He was picked in the first Test and took 4/68 and 5/62, helping bowl Australia to victory. He found things harder going in the second, with 1–79 and 1–42, a game that ended in a draw. In the third Test Alderman took 3/59 in the first innings; England followed on, and Alderman helped reduce England to 7–135 with 4 wickets and two catches. Ian Botham counter-attacked and Alderman's final figures were 6/135 – Australia collapsed chasing and lost the game.

In the fourth Test Alderman bowled beautifully for figures of 5/42 and 3/65 but Australia's batsman collapsed again and lost the game. Australia lost the fifth Test, Alderman taking 4/88 and 5/109. In the sixth drawn Test Alderman took 3/84 and 2/60. He had taken 42 wickets in the Test series at 51 first-class wickets on tour at 20.86.

Alderman was picked as one of Wisden's five cricketers of the year.

===1981–82===
Alderman kept in the Australian team the following summer. In the first Test against Pakistan he took 4/36 and 2/43, helping Australia win. The going was harder in the second Test, with 2/74 and 0/37. In the third Test Alderman went for 0/62.

Alderman played in two Tests against the West Indies. He took 2/54 and 2/23 in the first match, but is probably best remembered for his batting in the first innings – he joined Kim Hughes when the score was 9/155 and stuck around for 43 more runs which proved crucial. Alderman made 10 runs in the 43-run partnership and helped Hughes reach an unbeaten 100, which won him the player of the match. He suffered in the second Test, taking 0/73 and 1/46. Alderman did not play in the third Test, which the West Indies won.

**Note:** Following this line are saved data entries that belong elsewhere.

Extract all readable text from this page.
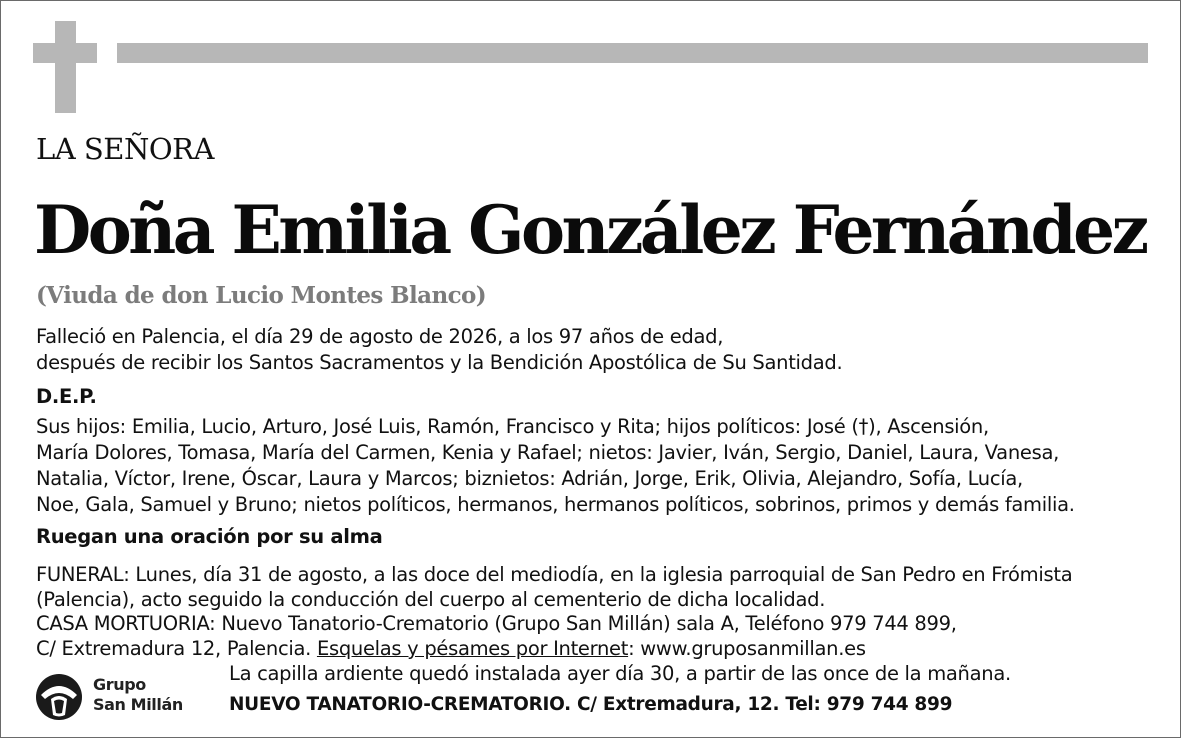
LA SEÑORA
Doña Emilia González Fernández
(Viuda de don Lucio Montes Blanco)
Falleció en Palencia, el día 29 de agosto de 2026, a los 97 años de edad,
después de recibir los Santos Sacramentos y la Bendición Apostólica de Su Santidad.
D.E.P.
Sus hijos: Emilia, Lucio, Arturo, José Luis, Ramón, Francisco y Rita; hijos políticos: José (†), Ascensión,
María Dolores, Tomasa, María del Carmen, Kenia y Rafael; nietos: Javier, Iván, Sergio, Daniel, Laura, Vanesa,
Natalia, Víctor, Irene, Óscar, Laura y Marcos; biznietos: Adrián, Jorge, Erik, Olivia, Alejandro, Sofía, Lucía,
Noe, Gala, Samuel y Bruno; nietos políticos, hermanos, hermanos políticos, sobrinos, primos y demás familia.
Ruegan una oración por su alma
FUNERAL: Lunes, día 31 de agosto, a las doce del mediodía, en la iglesia parroquial de San Pedro en Frómista
(Palencia), acto seguido la conducción del cuerpo al cementerio de dicha localidad.
CASA MORTUORIA: Nuevo Tanatorio-Crematorio (Grupo San Millán) sala A, Teléfono 979 744 899,
C/ Extremadura 12, Palencia. Esquelas y pésames por Internet: www.gruposanmillan.es
La capilla ardiente quedó instalada ayer día 30, a partir de las once de la mañana.
NUEVO TANATORIO-CREMATORIO. C/ Extremadura, 12. Tel: 979 744 899
Grupo
San Millán
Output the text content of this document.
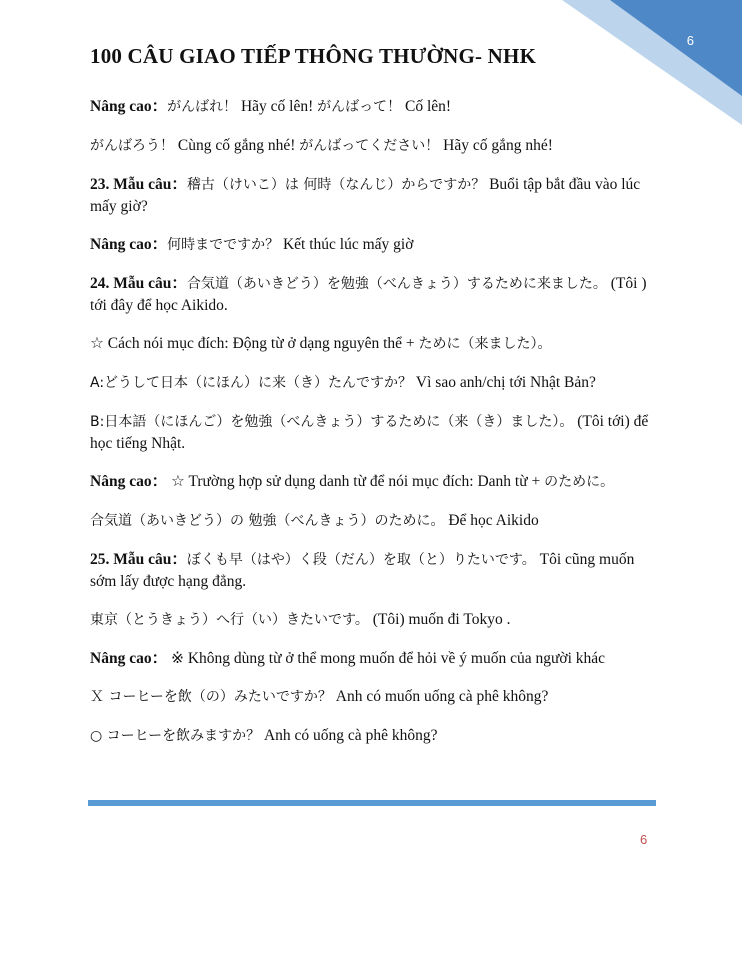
6
100 CÂU GIAO TIẾP THÔNG THƯỜNG- NHK

Nâng cao：がんばれ！ Hãy cố lên! がんばって！ Cố lên!

がんばろう！ Cùng cố gắng nhé! がんばってください！ Hãy cố gắng nhé!

23. Mẫu câu：稽古（けいこ）は 何時（なんじ）からですか？ Buổi tập bắt đầu vào lúc mấy giờ?

Nâng cao：何時までですか？ Kết thúc lúc mấy giờ

24. Mẫu câu：合気道（あいきどう）を勉強（べんきょう）するために来ました。 (Tôi ) tới đây để học Aikido.

☆ Cách nói mục đích: Động từ ở dạng nguyên thể + ために（来ました）。

A:どうして日本（にほん）に来（き）たんですか？ Vì sao anh/chị tới Nhật Bản?

B:日本語（にほんご）を勉強（べんきょう）するために（来（き）ました）。 (Tôi tới) để học tiếng Nhật.

Nâng cao： ☆ Trường hợp sử dụng danh từ để nói mục đích: Danh từ + のために。

合気道（あいきどう）の 勉強（べんきょう）のために。 Để học Aikido

25. Mẫu câu：ぼくも早（はや）く段（だん）を取（と）りたいです。 Tôi cũng muốn sớm lấy được hạng đẳng.

東京（とうきょう）へ行（い）きたいです。 (Tôi) muốn đi Tokyo .

Nâng cao： ※ Không dùng từ ở thể mong muốn để hỏi về ý muốn của người khác

Ｘ コーヒーを飲（の）みたいですか？ Anh có muốn uống cà phê không?

○ コーヒーを飲みますか？ Anh có uống cà phê không?

6
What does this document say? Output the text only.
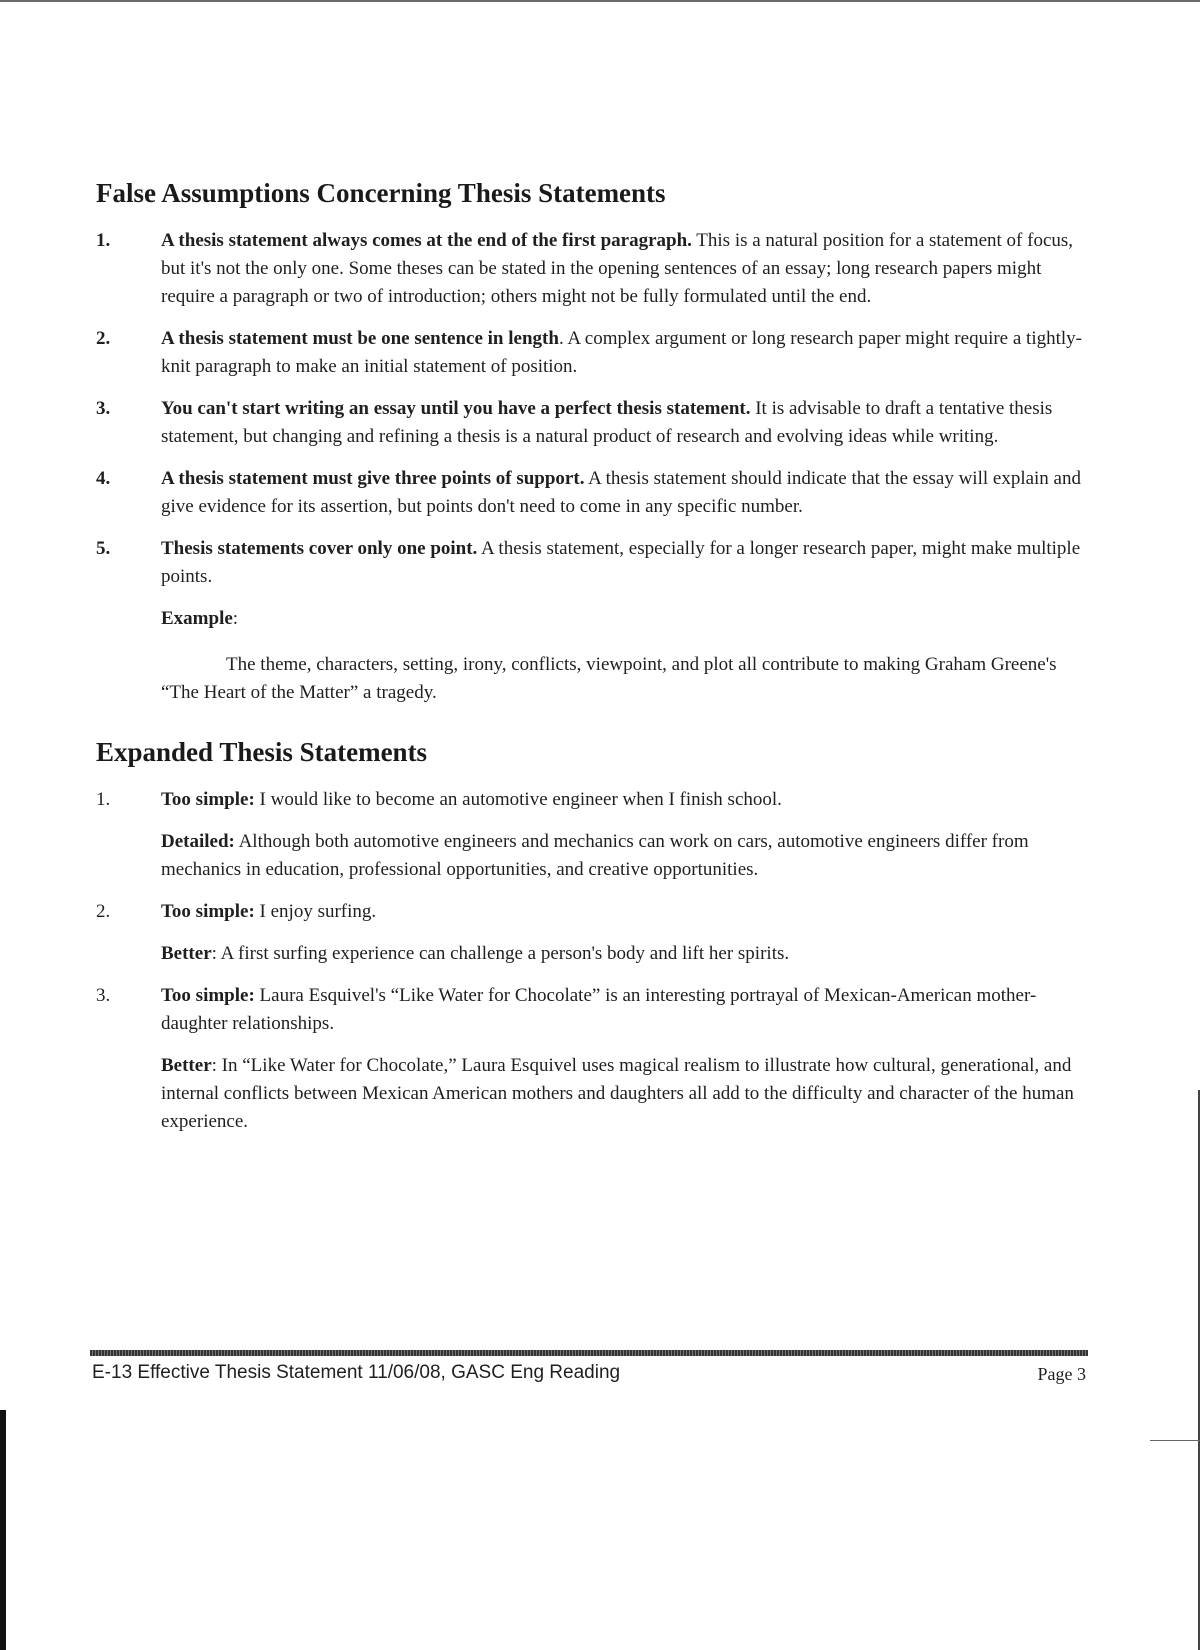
False Assumptions Concerning Thesis Statements
1.	A thesis statement always comes at the end of the first paragraph. This is a natural position for a statement of focus, but it's not the only one. Some theses can be stated in the opening sentences of an essay; long research papers might require a paragraph or two of introduction; others might not be fully formulated until the end.
2.	A thesis statement must be one sentence in length. A complex argument or long research paper might require a tightly-knit paragraph to make an initial statement of position.
3.	You can't start writing an essay until you have a perfect thesis statement. It is advisable to draft a tentative thesis statement, but changing and refining a thesis is a natural product of research and evolving ideas while writing.
4.	A thesis statement must give three points of support. A thesis statement should indicate that the essay will explain and give evidence for its assertion, but points don't need to come in any specific number.
5.	Thesis statements cover only one point. A thesis statement, especially for a longer research paper, might make multiple points.
Example:
The theme, characters, setting, irony, conflicts, viewpoint, and plot all contribute to making Graham Greene's “The Heart of the Matter” a tragedy.
Expanded Thesis Statements
1.	Too simple: I would like to become an automotive engineer when I finish school.
Detailed: Although both automotive engineers and mechanics can work on cars, automotive engineers differ from mechanics in education, professional opportunities, and creative opportunities.
2.	Too simple: I enjoy surfing.
Better: A first surfing experience can challenge a person's body and lift her spirits.
3.	Too simple: Laura Esquivel's “Like Water for Chocolate” is an interesting portrayal of Mexican-American mother-daughter relationships.
Better: In “Like Water for Chocolate,” Laura Esquivel uses magical realism to illustrate how cultural, generational, and internal conflicts between Mexican American mothers and daughters all add to the difficulty and character of the human experience.
E-13 Effective Thesis Statement 11/06/08, GASC Eng Reading	Page 3
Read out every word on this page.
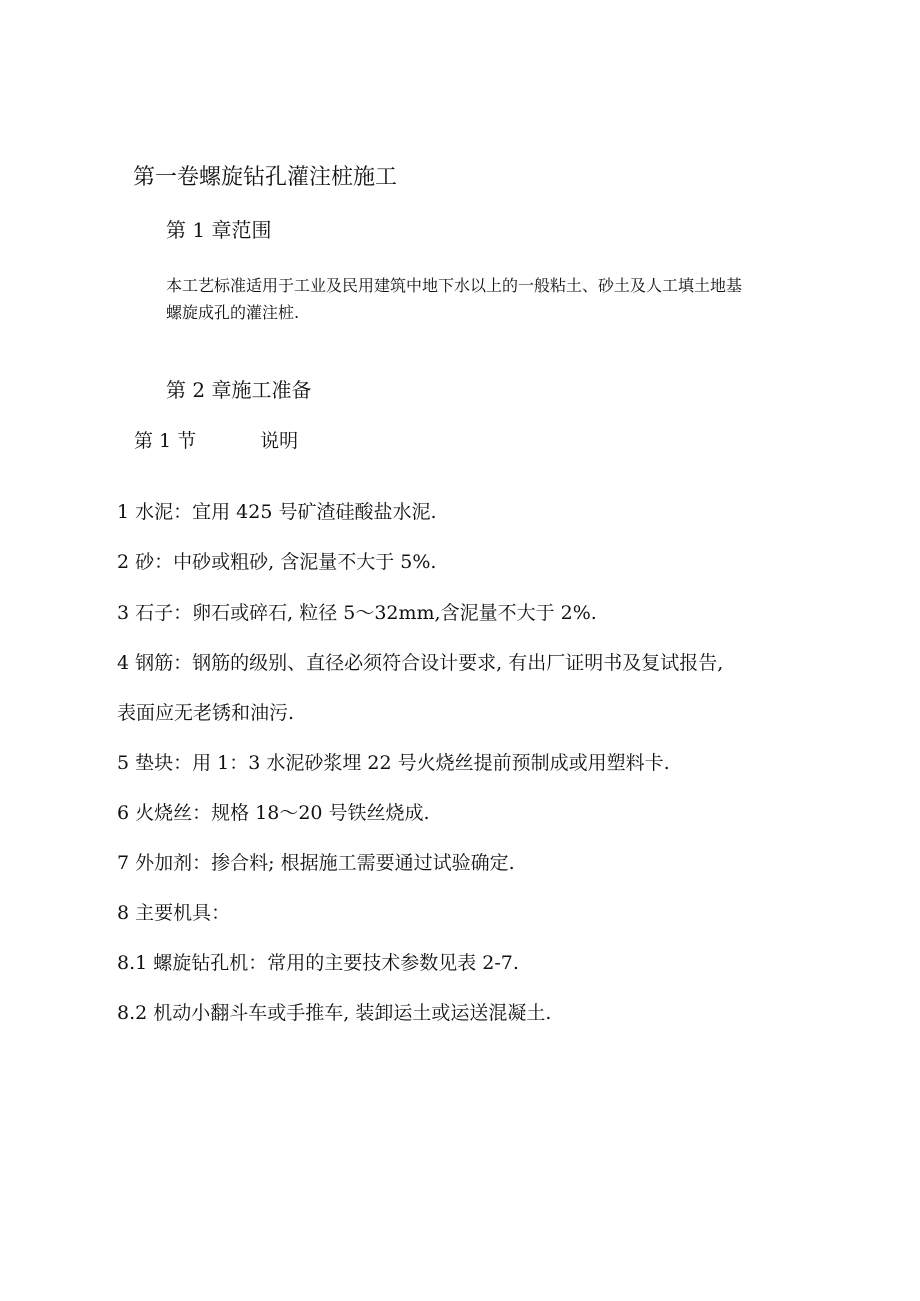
第一卷螺旋钻孔灌注桩施工
第 1 章范围
本工艺标准适用于工业及民用建筑中地下水以上的一般粘土、砂土及人工填土地基
螺旋成孔的灌注桩.
第 2 章施工准备
第 1 节	说明
1 水泥：宜用 425 号矿渣硅酸盐水泥.
2 砂：中砂或粗砂, 含泥量不大于 5%.
3 石子：卵石或碎石, 粒径 5～32mm,含泥量不大于 2%.
4 钢筋：钢筋的级别、直径必须符合设计要求, 有出厂证明书及复试报告,
表面应无老锈和油污.
5 垫块：用 1：3 水泥砂浆埋 22 号火烧丝提前预制成或用塑料卡.
6 火烧丝：规格 18～20 号铁丝烧成.
7 外加剂：掺合料; 根据施工需要通过试验确定.
8 主要机具：
8.1 螺旋钻孔机：常用的主要技术参数见表 2-7.
8.2 机动小翻斗车或手推车, 装卸运土或运送混凝土.
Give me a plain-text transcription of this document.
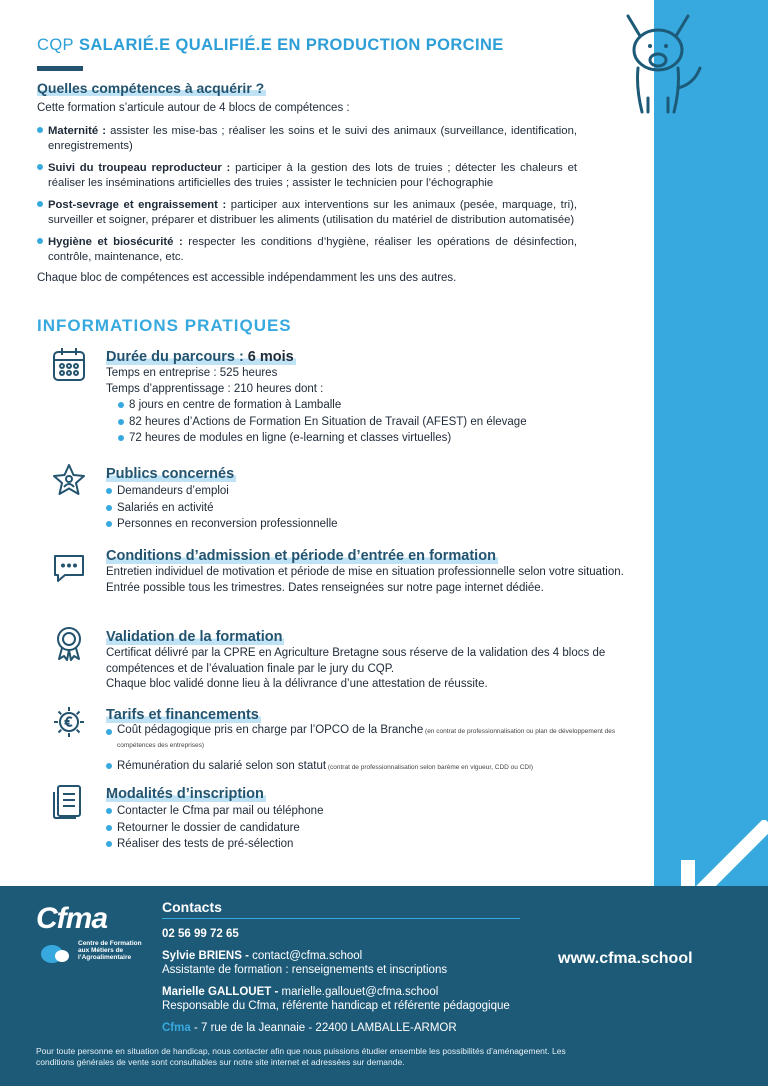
CQP SALARIÉ.E QUALIFIÉ.E EN PRODUCTION PORCINE
Quelles compétences à acquérir ?

Cette formation s’articule autour de 4 blocs de compétences :

Maternité : assister les mise-bas ; réaliser les soins et le suivi des animaux (surveillance, identification, enregistrements)
Suivi du troupeau reproducteur : participer à la gestion des lots de truies ; détecter les chaleurs et réaliser les inséminations artificielles des truies ; assister le technicien pour l’échographie
Post-sevrage et engraissement : participer aux interventions sur les animaux (pesée, marquage, tri), surveiller et soigner, préparer et distribuer les aliments (utilisation du matériel de distribution automatisée)
Hygiène et biosécurité : respecter les conditions d’hygiène, réaliser les opérations de désinfection, contrôle, maintenance, etc.

Chaque bloc de compétences est accessible indépendamment les uns des autres.

INFORMATIONS PRATIQUES
Durée du parcours : 6 mois

Temps en entreprise : 525 heures

Temps d’apprentissage : 210 heures dont :

8 jours en centre de formation à Lamballe
82 heures d’Actions de Formation En Situation de Travail (AFEST) en élevage
72 heures de modules en ligne (e-learning et classes virtuelles)
Publics concernés
Demandeurs d’emploi
Salariés en activité
Personnes en reconversion professionnelle
Conditions d’admission et période d’entrée en formation

Entretien individuel de motivation et période de mise en situation professionnelle selon votre situation. Entrée possible tous les trimestres. Dates renseignées sur notre page internet dédiée.

Validation de la formation

Certificat délivré par la CPRE en Agriculture Bretagne sous réserve de la validation des 4 blocs de compétences et de l’évaluation finale par le jury du CQP.

Chaque bloc validé donne lieu à la délivrance d’une attestation de réussite.

Tarifs et financements
Coût pédagogique pris en charge par l’OPCO de la Branche (en contrat de professionnalisation ou plan de développement des compétences des entreprises)
Rémunération du salarié selon son statut (contrat de professionnalisation selon barème en vigueur, CDD ou CDI)
Modalités d’inscription
Contacter le Cfma par mail ou téléphone
Retourner le dossier de candidature
Réaliser des tests de pré-sélection
Cfma
Centre de Formation aux Métiers de l’Agroalimentaire
Contacts

02 56 99 72 65

Sylvie BRIENS - contact@cfma.school
Assistante de formation : renseignements et inscriptions

Marielle GALLOUET - marielle.gallouet@cfma.school
Responsable du Cfma, référente handicap et référente pédagogique

Cfma - 7 rue de la Jeannaie - 22400 LAMBALLE-ARMOR

www.cfma.school
Pour toute personne en situation de handicap, nous contacter afin que nous puissions étudier ensemble les possibilités d’aménagement. Les conditions générales de vente sont consultables sur notre site internet et adressées sur demande.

He took 37 first-class wickets that summer at 16.94.

Alderman toured New Zealand in 1982 taking 12 wickets at 30 and was picked for the 1982 tour of Pakistan. Australia went with a two-spin attack for the first two Tests and Alderman was left out. He returned for the third Test despite barely bowling during the tour, taking 2/144 in an Australian defeat. He only took four first-class wickets on tour at 65.

===1982–83: Injury===
Alderman was injured in the first Test of the 1982/83 Ashes. He had taken 1/84 in the first innings when there was a pitch invasion. Alderman was hit in the back of the head by a member of the crowd, Gary Donnison. Alderman recalled, "he ran off, and I could see that there were no police in the vicinity so I attempted to apprehend him." Alderman charged at Donnison and tackled him to the ground but fell on his shoulder and injured himself. "I can't remember a lot of how I fell ... but I was immediately aware I was injured ... it was very painful indeed," Alderman said. "At the time I thought it would just pop back in – little did I know that it would be a year before I could bowl in a competitive match again," he said. "I had to learn to swim a mile a day for eight months. What is tough in sport, is that if you have a physical injury or problem, no one wants to know you. In a way, when I came back, it was like starting another career."

He took 18 first-class wickets that summer at 19.61.

Alderman was unable to force his way back into the Australian team over the 1983/84 summer. However 30 first-class wickets at 25.26 saw him picked for the West Indies.

===Return to Test cricket===
Alderman was selected for the tour of the West Indies in 1984. He took 1/64 and 0/43 in the first Test. In the second Test he took 2/91 but had some success with the bat, scoring 21 in Australia's second innings and taking part in a 61-run partnership with Allan Border. In the third Test Alderman took 1/152 and 0/18. He was dropped for the final two Tests. Alderman took 15 first-class wickets on tour at 43.6. After the tour he played his first season of county cricket in England with Kent County Cricket Club.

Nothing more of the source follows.